Ella has officially given up on napping... FOREVER. This development officially makes me want to say lots of naughty words. :/

Tuesday, June 28, 2011

6-28-11

Ella is flamenco dancing in the kitchen. Ohmygoodnessme, I love that girl. :)

Friday, June 24, 2011

6-24-11

While Ella was getting dressed this morning: "Mom, I LOVE being a ninja." Yes, sweetpea. You're my very stealthy ginja ninja with scabby knees and glitter sneakers.

Tuesday, June 21, 2011

6-21-11

Ella is absolutely convinced she's singing in French. I don't know French myself, but it sounds pretty convincing as she keeps throwing in a "oui, oui" here and there for effect.

Thursday, June 16, 2011

6-16-11

The first thing Ella said to me this morning: "I sure do have a lot to say." Yes, sweet girl. LOTS to say.

Wednesday, June 8, 2011

6-8-11

You know you don't give your preschooler nearly enough candy when she has no idea exactly what to call a lollipop.

Wednesday, May 25, 2011

5-25-11

Ella is pretending to be a queen. She keeps repeating over and over again, "It is my duty to protect my royal florists." I'm pretty sure she means "to protect my royal subjects," but cannot be convinced. Oh well. I suppose one can have royal florists that need protection. *snort*

Friday, May 20, 2011

5-20-11

Ella is visiting preschool for a "getting to know you"-type event. I'm praying for good behavior, less bossy than usual and a teacher that finds her delightful instead of frustrating. *fingers crossed*

Wednesday, April 27, 2011

4-27-11

Ella: "I'm very concerned about my nutrition." Me: "Sweetheart, we can discuss it after you finish your Poptarts and chocolate milk." (Yes. She's only 3 1/2. And I'm a little afraid she's going to turn me into Child Services because of her breakfast... because she's smart like that.)

Tuesday, April 26, 2011

4-26-11

Ella has been busy rearranging the pillows on the couch and "deco-waiting" the family room. She's convinced she's "making it o'mantic up in here." *snort*

Friday, April 15, 2011

4-15-11

Ella: "I need to find Easter. It's probably just in the bathroom." And then, she actually looked in there.

Wednesday, April 6, 2011

4-6-11

Ella is absolutely convinced that her Grammy and Pop pop live in Dirty, Kansas. She refuses to believe that it's actually DERBY, Kansas.

Tuesday, March 29, 2011

3-29-11

Ella was busy explaining to me that I'm really, really old. When I asked her how many years old I am, she said, "At least a hundred years. Maybe more. You're the oldest person I know." Hmmmm... shall I laugh? Or cry?

Monday, March 28, 2011

3-28-11

In the midst of an enormous meltdown temper tantrum while riding in the car, Ella said to me, "I command you to turn here right this very instant!" It took every ounce of my might not to laugh... OR beat her.

Thursday, March 24, 2011

3-24-11

I took Ella and Macey to the craft store this afternoon. We were there for at least 30 minutes. There were no tears. There was no screaming. There were only nice hands and quiet voices. Next, I fully expect to see Satan prancing around in a parka, pigs with angel wings, or unicorns knocking on my door to sell me magazines.

Thursday, March 17, 2011

3-17-11

Ella has been struggling to figure out how to put her panties back on for the last 20 minutes. One half of me is hysterically laughing at the "Three Stooges"-ness of it all. The other half of me is having a hard time watching without helping. But, she's gotta figure it out for herself. *sigh* and *BWWWAHAHHAAAA*

Monday, March 7, 2011

3-7-11

Ella and Charlie's internal clocks are clearly broken. They were both up at 2:45 am. And for this reason, MY internal clock is a bit resentful.

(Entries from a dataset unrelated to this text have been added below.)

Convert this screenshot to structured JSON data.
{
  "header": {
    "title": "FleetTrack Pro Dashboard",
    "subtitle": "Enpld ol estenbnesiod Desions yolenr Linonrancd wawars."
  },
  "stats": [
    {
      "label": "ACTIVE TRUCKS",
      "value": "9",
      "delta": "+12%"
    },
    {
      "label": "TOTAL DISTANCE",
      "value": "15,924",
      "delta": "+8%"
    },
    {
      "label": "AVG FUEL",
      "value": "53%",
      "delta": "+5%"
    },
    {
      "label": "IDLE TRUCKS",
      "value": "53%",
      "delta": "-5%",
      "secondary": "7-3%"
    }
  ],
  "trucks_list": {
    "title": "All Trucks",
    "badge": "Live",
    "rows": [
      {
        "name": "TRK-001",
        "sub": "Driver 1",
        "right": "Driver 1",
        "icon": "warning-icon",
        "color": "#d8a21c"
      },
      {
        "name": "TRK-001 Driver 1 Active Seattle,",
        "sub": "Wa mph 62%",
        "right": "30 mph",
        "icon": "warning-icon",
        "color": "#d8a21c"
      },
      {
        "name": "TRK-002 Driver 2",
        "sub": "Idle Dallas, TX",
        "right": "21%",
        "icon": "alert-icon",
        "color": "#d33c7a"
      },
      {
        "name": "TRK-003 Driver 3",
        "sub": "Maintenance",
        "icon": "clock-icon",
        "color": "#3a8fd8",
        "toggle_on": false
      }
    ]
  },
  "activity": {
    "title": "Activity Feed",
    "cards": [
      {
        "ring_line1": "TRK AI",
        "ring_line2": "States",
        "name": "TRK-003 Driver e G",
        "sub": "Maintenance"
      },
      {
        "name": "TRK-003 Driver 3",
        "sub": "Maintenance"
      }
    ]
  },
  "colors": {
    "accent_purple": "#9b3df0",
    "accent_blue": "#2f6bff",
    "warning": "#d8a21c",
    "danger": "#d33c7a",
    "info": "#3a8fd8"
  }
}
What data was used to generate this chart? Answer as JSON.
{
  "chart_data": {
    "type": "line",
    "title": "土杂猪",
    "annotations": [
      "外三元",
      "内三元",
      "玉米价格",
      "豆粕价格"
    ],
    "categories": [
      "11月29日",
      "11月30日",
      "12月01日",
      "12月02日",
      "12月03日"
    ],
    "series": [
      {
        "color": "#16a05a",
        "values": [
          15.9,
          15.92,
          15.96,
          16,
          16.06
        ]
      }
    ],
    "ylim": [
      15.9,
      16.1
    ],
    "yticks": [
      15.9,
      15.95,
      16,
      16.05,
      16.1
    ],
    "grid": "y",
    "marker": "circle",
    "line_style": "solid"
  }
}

Tuesday, February 15, 2011

2-15-11

Ella (age 3) and Charlie (our dog) decided to sneak into the bathroom and join me in the shower this morning. According to Ella, it was an emergency. Her favorite episode of Max and Ruby was on! And what better way to celebrate than a hot, steamy shower, of course?! Awesome.

Monday, February 7, 2011

2-7-11

Ella just fell off the dinner room bench while coloring. No tears. No drama. Just "Coloring can be dangerous!"